Genre is fairly obvious – but is pretty essential in terms of understanding the information of the field. Generic expectations dictate the basic literary terminology that’s necessary, and the basic type of reading that a critic needs to look for (i.e. there’s not really a narrative arc to certain types of poetry – or at least the narrative arc of a shorter poem doesn’t “look” the same as that of a piece of fiction).

Imagination is something that we can divide into several subtopics, but most especially divides in the ideas of interpretation (what I do), creativity (what Bradley does), and empathy (what we both do). There’s an element of all three of those in any piece of critical writing and creative writing, but the emphasis is different for each.

We subdivided clarity into two major areas: clarity of logic and written clarity. Both are essential to what we do in the discipline.

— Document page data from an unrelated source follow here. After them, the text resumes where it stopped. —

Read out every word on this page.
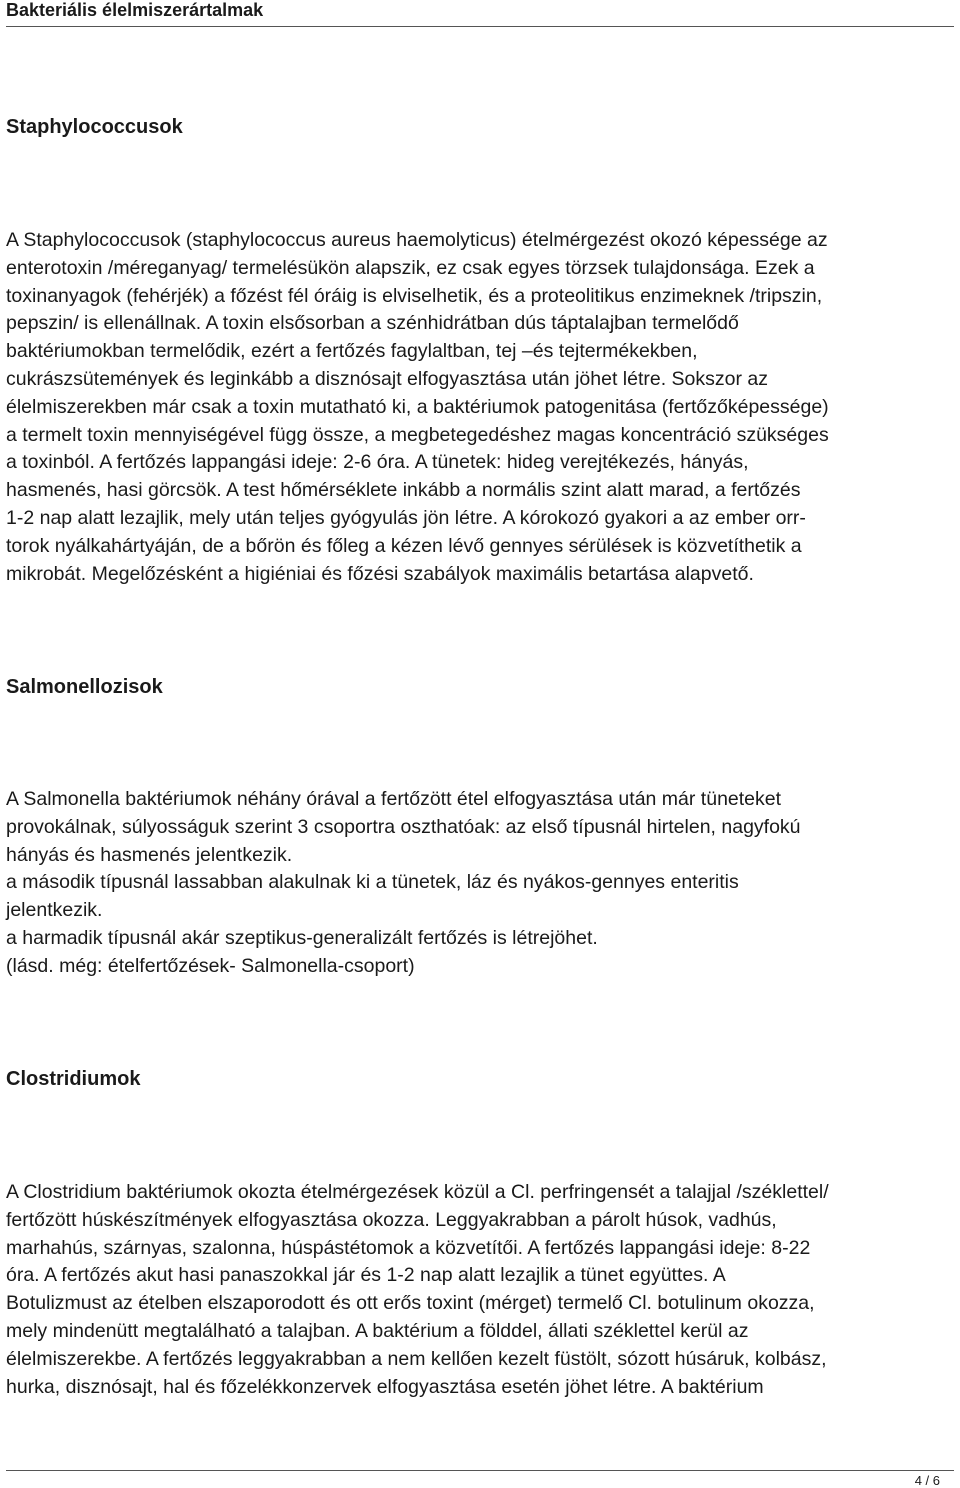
Bakteriális élelmiszerártalmak
Staphylococcusok
A Staphylococcusok (staphylococcus aureus haemolyticus) ételmérgezést okozó képessége az
enterotoxin /méreganyag/ termelésükön alapszik, ez csak egyes törzsek tulajdonsága. Ezek a
toxinanyagok (fehérjék) a főzést fél óráig is elviselhetik, és a proteolitikus enzimeknek /tripszin,
pepszin/ is ellenállnak. A toxin elsősorban a szénhidrátban dús táptalajban termelődő
baktériumokban termelődik, ezért a fertőzés fagylaltban, tej –és tejtermékekben,
cukrászsütemények és leginkább a disznósajt elfogyasztása után jöhet létre. Sokszor az
élelmiszerekben már csak a toxin mutatható ki, a baktériumok patogenitása (fertőzőképessége)
a termelt toxin mennyiségével függ össze, a megbetegedéshez magas koncentráció szükséges
a toxinból. A fertőzés lappangási ideje: 2-6 óra. A tünetek: hideg verejtékezés, hányás,
hasmenés, hasi görcsök. A test hőmérséklete inkább a normális szint alatt marad, a fertőzés
1-2 nap alatt lezajlik, mely után teljes gyógyulás jön létre. A kórokozó gyakori a az ember orr-
torok nyálkahártyáján, de a bőrön és főleg a kézen lévő gennyes sérülések is közvetíthetik a
mikrobát. Megelőzésként a higiéniai és főzési szabályok maximális betartása alapvető.
Salmonellozisok
A Salmonella baktériumok néhány órával a fertőzött étel elfogyasztása után már tüneteket
provokálnak, súlyosságuk szerint 3 csoportra oszthatóak: az első típusnál hirtelen, nagyfokú
hányás és hasmenés jelentkezik.
a második típusnál lassabban alakulnak ki a tünetek, láz és nyákos-gennyes enteritis
jelentkezik.
a harmadik típusnál akár szeptikus-generalizált fertőzés is létrejöhet.
(lásd. még: ételfertőzések- Salmonella-csoport)
Clostridiumok
A Clostridium baktériumok okozta ételmérgezések közül a Cl. perfringensét a talajjal /széklettel/
fertőzött húskészítmények elfogyasztása okozza. Leggyakrabban a párolt húsok, vadhús,
marhahús, szárnyas, szalonna, húspástétomok a közvetítői. A fertőzés lappangási ideje: 8-22
óra. A fertőzés akut hasi panaszokkal jár és 1-2 nap alatt lezajlik a tünet együttes. A
Botulizmust az ételben elszaporodott és ott erős toxint (mérget) termelő Cl. botulinum okozza,
mely mindenütt megtalálható a talajban. A baktérium a földdel, állati széklettel kerül az
élelmiszerekbe. A fertőzés leggyakrabban a nem kellően kezelt füstölt, sózott húsáruk, kolbász,
hurka, disznósajt, hal és főzelékkonzervek elfogyasztása esetén jöhet létre. A baktérium
4 / 6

Anyway, I’ve got more to think about. I’ve got some ideas for approaching literature courses – though I have been doing a great deal of this all along. It’s just good to occasionally have to sit down and put it on paper. It seems like the big question about the humanities lately is what we actually teach. I think that we can outline these sorts of things – and really bolster our claim that we’re important, without resorting to “it will help you be better at your job” or whatever.

End of semester chaos

My first year on the tenure track is done. I am tired. And behind.

I am mulling a summer reading list, and I'll have more on that later. I'm also mulling over the information that we got at a meeting last week. And I hope to have big thoughts on that soon, too.

But there will be more later.

Most importantly, I need to remind myself once again, I just finished my first year on the tenure track. Maybe that isn't all that much of an accomplishment to other people, but I'm feeling more and more like I really do this for a living.